TSMC confirmed the development in a statement, stressing that the licence removes uncertainty around supply access for its China-based operations.
“The U.S. Department of Commerce has granted TSMC Nanjing an annual export license that allows U.S. export-controlled items to be supplied to TSMC Nanjing without the need for individual vendor licenses,” the company said.
It added that the licence “ensures uninterrupted fab operations and product deliveries”.
Transition From Exemptions to Licences
For several years, major Asian semiconductor manufacturers operating in China benefited from exemptions under Washington’s export controls.
These exemptions, known as validated end-user status, allowed firms to receive restricted U.S. technology without applying for individual approvals.
That arrangement expired on December 31, forcing companies to seek export licences instead for operations continuing into 2026.
TSMC’s licence brings its Nanjing site into line with the new regulatory framework rather than relying on temporary waivers.
South Korea’s Samsung Electronics and SK Hynix have also secured similar annual approvals to maintain their manufacturing activities in China.
Scope of the Nanjing Facility
The Nanjing fab focuses on producing mature-node semiconductors rather than cutting-edge chips.
Its output includes 16-nanometre chips and other less advanced processes that remain widely used in automotive, industrial, and consumer electronics.
These products sit well below the technological threshold targeted by the strictest U.S. export controls.
TSMC also operates a separate semiconductor plant in Shanghai, reinforcing its manufacturing footprint within mainland China.
Revenue Exposure Remains Limited
While strategically important, the Nanjing operation represents a small portion of TSMC’s overall business.

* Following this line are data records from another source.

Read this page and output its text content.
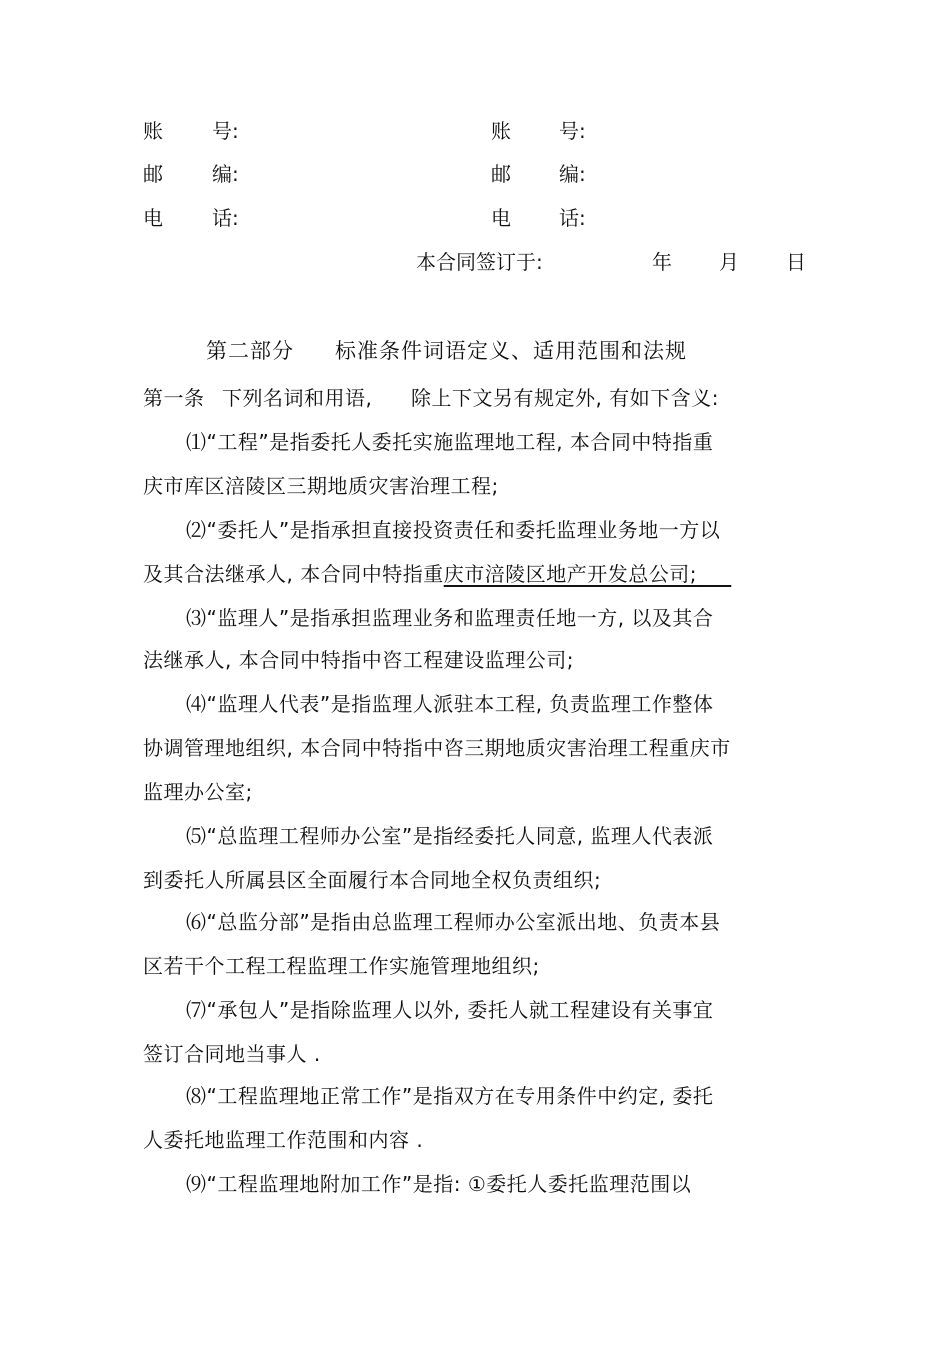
账 号:
邮 编:
电 话:
账 号:
邮 编:
电 话:
本合同签订于:	年 月 日
第二部分 标准条件词语定义、适用范围和法规
第一条 下列名词和用语, 除上下文另有规定外, 有如下含义:
⑴“工程”是指委托人委托实施监理地工程, 本合同中特指重
庆市库区涪陵区三期地质灾害治理工程;
⑵“委托人”是指承担直接投资责任和委托监理业务地一方以
及其合法继承人, 本合同中特指重庆市涪陵区地产开发总公司;
⑶“监理人”是指承担监理业务和监理责任地一方, 以及其合
法继承人, 本合同中特指中咨工程建设监理公司;
⑷“监理人代表”是指监理人派驻本工程, 负责监理工作整体
协调管理地组织, 本合同中特指中咨三期地质灾害治理工程重庆市
监理办公室;
⑸“总监理工程师办公室”是指经委托人同意, 监理人代表派
到委托人所属县区全面履行本合同地全权负责组织;
⑹“总监分部”是指由总监理工程师办公室派出地、负责本县
区若干个工程工程监理工作实施管理地组织;
⑺“承包人”是指除监理人以外, 委托人就工程建设有关事宜
签订合同地当事人 .
⑻“工程监理地正常工作”是指双方在专用条件中约定, 委托
人委托地监理工作范围和内容 .
⑼“工程监理地附加工作”是指: ①委托人委托监理范围以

In its 2024 annual report, the company disclosed that the facility generated approximately 2.4% of total revenue.
That relatively modest contribution reduces financial exposure while still allowing TSMC to serve existing customers in the region.
Maintaining continuity at the site remains critical for meeting long-term contractual obligations.

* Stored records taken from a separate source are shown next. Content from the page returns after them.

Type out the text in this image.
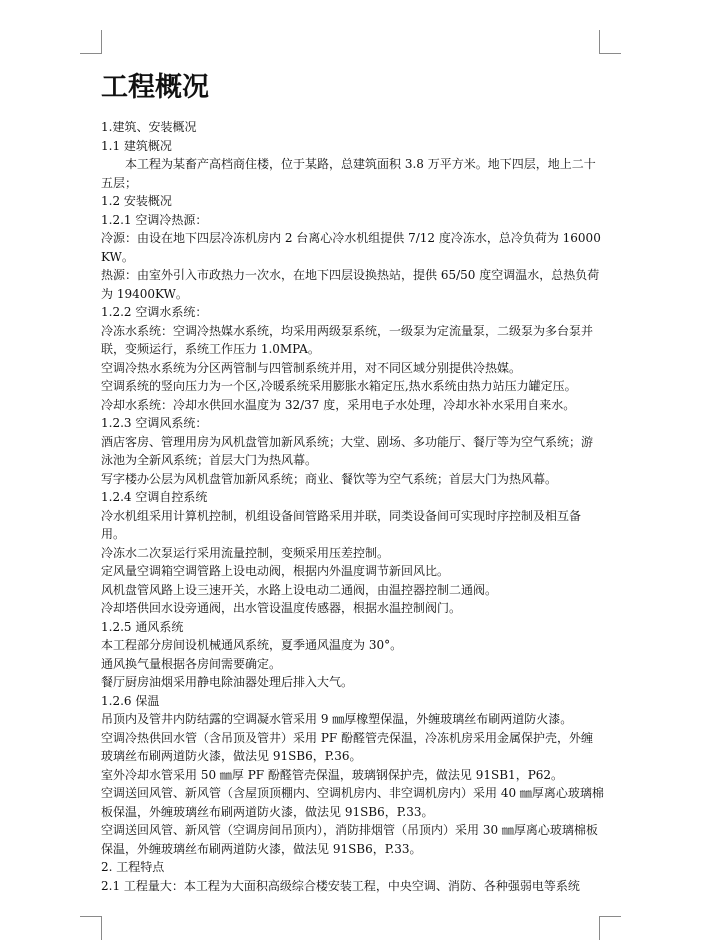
工程概况

1.建筑、安装概况

1.1 建筑概况

本工程为某畜产高档商住楼，位于某路，总建筑面积 3.8 万平方米。地下四层，地上二十五层；

1.2 安装概况

1.2.1 空调冷热源：

冷源：由设在地下四层冷冻机房内 2 台离心冷水机组提供 7/12 度冷冻水，总冷负荷为 16000KW。

热源：由室外引入市政热力一次水，在地下四层设换热站，提供 65/50 度空调温水，总热负荷为 19400KW。

1.2.2 空调水系统：

冷冻水系统：空调冷热媒水系统，均采用两级泵系统，一级泵为定流量泵，二级泵为多台泵并联，变频运行，系统工作压力 1.0MPA。

空调冷热水系统为分区两管制与四管制系统并用，对不同区域分别提供冷热媒。

空调系统的竖向压力为一个区,冷暖系统采用膨胀水箱定压,热水系统由热力站压力罐定压。

冷却水系统：冷却水供回水温度为 32/37 度，采用电子水处理，冷却水补水采用自来水。

1.2.3 空调风系统：

酒店客房、管理用房为风机盘管加新风系统；大堂、剧场、多功能厅、餐厅等为空气系统；游泳池为全新风系统；首层大门为热风幕。

写字楼办公层为风机盘管加新风系统；商业、餐饮等为空气系统；首层大门为热风幕。

1.2.4 空调自控系统

冷水机组采用计算机控制，机组设备间管路采用并联，同类设备间可实现时序控制及相互备用。

冷冻水二次泵运行采用流量控制，变频采用压差控制。

定风量空调箱空调管路上设电动阀，根据内外温度调节新回风比。

风机盘管风路上设三速开关，水路上设电动二通阀，由温控器控制二通阀。

冷却塔供回水设旁通阀，出水管设温度传感器，根据水温控制阀门。

1.2.5 通风系统

本工程部分房间设机械通风系统，夏季通风温度为 30°。

通风换气量根据各房间需要确定。

餐厅厨房油烟采用静电除油器处理后排入大气。

1.2.6 保温

吊顶内及管井内防结露的空调凝水管采用 9 ㎜厚橡塑保温，外缠玻璃丝布刷两道防火漆。

空调冷热供回水管（含吊顶及管井）采用 PF 酚醛管壳保温，冷冻机房采用金属保护壳，外缠玻璃丝布刷两道防火漆，做法见 91SB6，P.36。

室外冷却水管采用 50 ㎜厚 PF 酚醛管壳保温，玻璃钢保护壳，做法见 91SB1，P62。

空调送回风管、新风管（含屋顶顶棚内、空调机房内、非空调机房内）采用 40 ㎜厚离心玻璃棉板保温，外缠玻璃丝布刷两道防火漆，做法见 91SB6，P.33。

空调送回风管、新风管（空调房间吊顶内），消防排烟管（吊顶内）采用 30 ㎜厚离心玻璃棉板保温，外缠玻璃丝布刷两道防火漆，做法见 91SB6，P.33。

2. 工程特点

2.1 工程量大：本工程为大面积高级综合楼安装工程，中央空调、消防、各种强弱电等系统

Balancing Geopolitics and Supply Chains
The licence reflects Washington’s ongoing effort to balance national security concerns with global supply chain stability.
Rather than forcing abrupt shutdowns, regulators appear focused on controlling technology flow while avoiding major disruptions.
For TSMC, the approval provides operational certainty at a time when semiconductor geopolitics remain volatile.
The company now enters 2026 with formal permission to continue its China operations under tighter but clearer oversight.